Appliquant ces règles au profit – pour une fois – d’un employeur, dans cet arrêt, la Cour de cassation a validé la recevabilité des preuves, et l’utilisation des données y figurant, puisque :
- Les données utilisées concernaient exclusivement l’activité professionnelle des salariées (appels entrants/sortants, temps d’attente, etc.).
- Un huissier avait été mandaté pour garantir l’objectivité des relevés.
- L’employeur avait un motif légitime : prouver que les salariées ralentissaient délibérément leur travail, ce qui nuisait au bon fonctionnement de l’entreprise.
La preuve était donc recevable. Pour la Cour que, bien que cette production porte atteinte à la vie privée, elle était nécessaire et proportionnée au regard des fautes reprochées.
En validant la recevabilité de ces preuves, la Cour de cassation considère qu’un peut utiliser des moyens technologiques pour établir une faute, à condition que leur usage respecte le principe de proportionnalité.
…justifiant un licenciement pour faute grave
Les pièces produites ont, par ailleurs, permis de justifier le licenciement des salariés, dès lors qu’elles démontraient, de manière précise et détaillée, les manquements reprochés. Les pièces produites montraient ainsi que les salariés avaient volontairement ralenti leur cadence de travail, ne répondaient pas aux appels entrants et n’avaient pas d’explications légitimes justifiant ces anomalies.

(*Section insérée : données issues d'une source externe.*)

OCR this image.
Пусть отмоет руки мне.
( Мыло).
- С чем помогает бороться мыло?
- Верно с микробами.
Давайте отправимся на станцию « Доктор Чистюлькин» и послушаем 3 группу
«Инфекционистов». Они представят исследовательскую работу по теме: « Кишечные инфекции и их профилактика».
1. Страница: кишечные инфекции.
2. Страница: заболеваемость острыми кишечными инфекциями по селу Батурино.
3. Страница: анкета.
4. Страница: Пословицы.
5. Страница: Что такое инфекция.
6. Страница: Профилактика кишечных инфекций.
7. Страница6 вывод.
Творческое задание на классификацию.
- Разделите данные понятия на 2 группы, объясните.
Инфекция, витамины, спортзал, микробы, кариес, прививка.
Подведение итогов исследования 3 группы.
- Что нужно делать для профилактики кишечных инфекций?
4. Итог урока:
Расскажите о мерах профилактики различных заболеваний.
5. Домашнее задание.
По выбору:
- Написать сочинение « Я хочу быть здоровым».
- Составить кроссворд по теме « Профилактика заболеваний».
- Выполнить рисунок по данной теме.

Leurs agissements ont été considérés comme une violation grave des obligations contractuelles, justifiant ainsi un licenciement pour faute grave.
En pratique, cette décision confirme que :
- Un employeur peut utiliser des données professionnelles pour prouver une faute, même si elles portent atteinte à la vie privée, à condition que cela soit strictement nécessaire et proportionné.
- La mise en place d’un système de contrôle doit être transparente, les salariés devant être informés en amont.